I don’t belong to Buddhism, but I have the highest admiration for its maximum authority, Tenzin Gyatso, the Dalai Lama XIV and, specifically, for his intelligence and openness towards others, including those who think differently from him. I always love listening to what he has to say, and I truly think his life enriches our world.

This book is a confirmation of the consideration I have of him.

Dalai Lama XIV

The Dalai Lama’s genuine interest in science is well known and these pages are an opportunity to reflect on a possible connection between science and spirituality. In particular, the Dalai Lama thinks that these two could even be complementary because they are both in search of the truth, just from different perspectives – religion has a subjective (first person) view while science has an objective (third person) one.

For example, the connection between the neurosciences and Buddhism about consciousness and mindfulness is astonishing. In fact, Buddhism is often referred to as the “science of the mind.”

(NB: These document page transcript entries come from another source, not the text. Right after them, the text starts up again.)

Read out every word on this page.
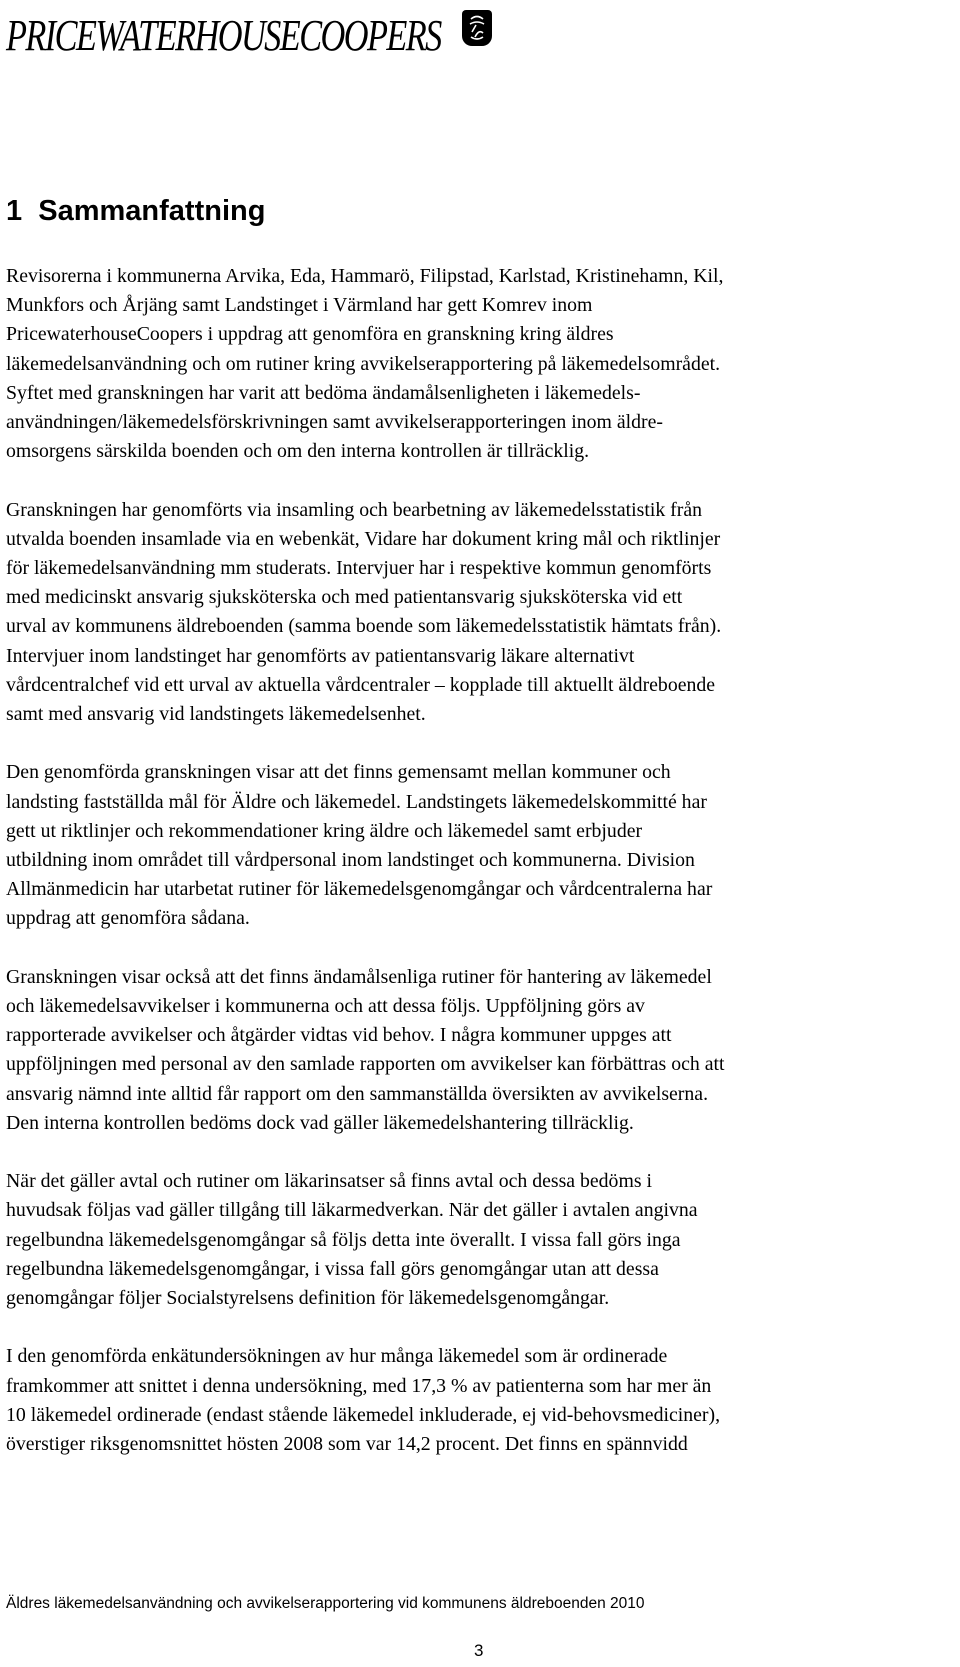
PRICEWATERHOUSECOOPERS
1 Sammanfattning

Revisorerna i kommunerna Arvika, Eda, Hammarö, Filipstad, Karlstad, Kristinehamn, Kil,
Munkfors och Årjäng samt Landstinget i Värmland har gett Komrev inom
PricewaterhouseCoopers i uppdrag att genomföra en granskning kring äldres
läkemedelsanvändning och om rutiner kring avvikelserapportering på läkemedelsområdet.
Syftet med granskningen har varit att bedöma ändamålsenligheten i läkemedels-
användningen/läkemedelsförskrivningen samt avvikelserapporteringen inom äldre-
omsorgens särskilda boenden och om den interna kontrollen är tillräcklig.

Granskningen har genomförts via insamling och bearbetning av läkemedelsstatistik från
utvalda boenden insamlade via en webenkät, Vidare har dokument kring mål och riktlinjer
för läkemedelsanvändning mm studerats. Intervjuer har i respektive kommun genomförts
med medicinskt ansvarig sjuksköterska och med patientansvarig sjuksköterska vid ett
urval av kommunens äldreboenden (samma boende som läkemedelsstatistik hämtats från).
Intervjuer inom landstinget har genomförts av patientansvarig läkare alternativt
vårdcentralchef vid ett urval av aktuella vårdcentraler – kopplade till aktuellt äldreboende
samt med ansvarig vid landstingets läkemedelsenhet.

Den genomförda granskningen visar att det finns gemensamt mellan kommuner och
landsting fastställda mål för Äldre och läkemedel. Landstingets läkemedelskommitté har
gett ut riktlinjer och rekommendationer kring äldre och läkemedel samt erbjuder
utbildning inom området till vårdpersonal inom landstinget och kommunerna. Division
Allmänmedicin har utarbetat rutiner för läkemedelsgenomgångar och vårdcentralerna har
uppdrag att genomföra sådana.

Granskningen visar också att det finns ändamålsenliga rutiner för hantering av läkemedel
och läkemedelsavvikelser i kommunerna och att dessa följs. Uppföljning görs av
rapporterade avvikelser och åtgärder vidtas vid behov. I några kommuner uppges att
uppföljningen med personal av den samlade rapporten om avvikelser kan förbättras och att
ansvarig nämnd inte alltid får rapport om den sammanställda översikten av avvikelserna.
Den interna kontrollen bedöms dock vad gäller läkemedelshantering tillräcklig.

När det gäller avtal och rutiner om läkarinsatser så finns avtal och dessa bedöms i
huvudsak följas vad gäller tillgång till läkarmedverkan. När det gäller i avtalen angivna
regelbundna läkemedelsgenomgångar så följs detta inte överallt. I vissa fall görs inga
regelbundna läkemedelsgenomgångar, i vissa fall görs genomgångar utan att dessa
genomgångar följer Socialstyrelsens definition för läkemedelsgenomgångar.

I den genomförda enkätundersökningen av hur många läkemedel som är ordinerade
framkommer att snittet i denna undersökning, med 17,3 % av patienterna som har mer än
10 läkemedel ordinerade (endast stående läkemedel inkluderade, ej vid-behovsmediciner),
överstiger riksgenomsnittet hösten 2008 som var 14,2 procent. Det finns en spännvidd

Äldres läkemedelsanvändning och avvikelserapportering vid kommunens äldreboenden 2010
3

In his explorative journey to compare science and spirituality, I was impressed by his humility when he said that, given the recent scientific discoveries, some Buddhist teachings are archaic and should be modernised.

The final part about the new genetics was very thought-provoking. However, the part on science in the entire book was too “scientific”. So, while the topic was fascinating, the reason it doesn’t have more than three stars is that for me it was too difficult to follow so I wasn’t able to fully engage with the topics being discussed. I don’t think this book is for everyone.

I’m not left with a lot to remember from this read apart from the reminder of what a clever person its author is… far too clever for me!

Title: The universe in a single atom. How science and spirituality can serve our world.
Author: Dalai Lama XIV
Year first published: 2005

From Goodreads:

Galileo, Copernicus, Newton, Niels Bohr, Einstein. Their insights shook our perception of who we are and where we stand in the world, and in their wake have left an uneasy coexistence: science vs. religion, faith vs. empirical inquiry. Which is the keeper of truth? Which is the true path to understanding reality?

After forty years of study with some of the greatest scientific minds, as well as a lifetime of meditative, spiritual, and philosophic study, the Dalai Lama presents a brilliant analysis of why all avenues of inquiry—scientific as well as spiritual—must be pursued in order to arrive at a complete picture of the truth. Through an examination of Darwinism and karma, quantum mechanics and philosophical insight into the nature of reality, neurobiology and the study of consciousness, the Dalai Lama draws significant parallels between contemplative and scientific examinations of reality.

This breathtakingly personal examination is a tribute to the Dalai Lama’s teachers—both of science and spirituality. The legacy of this book is a vision of the world in which our different approaches to understanding ourselves, our universe, and one another can be brought together in the service of humanity.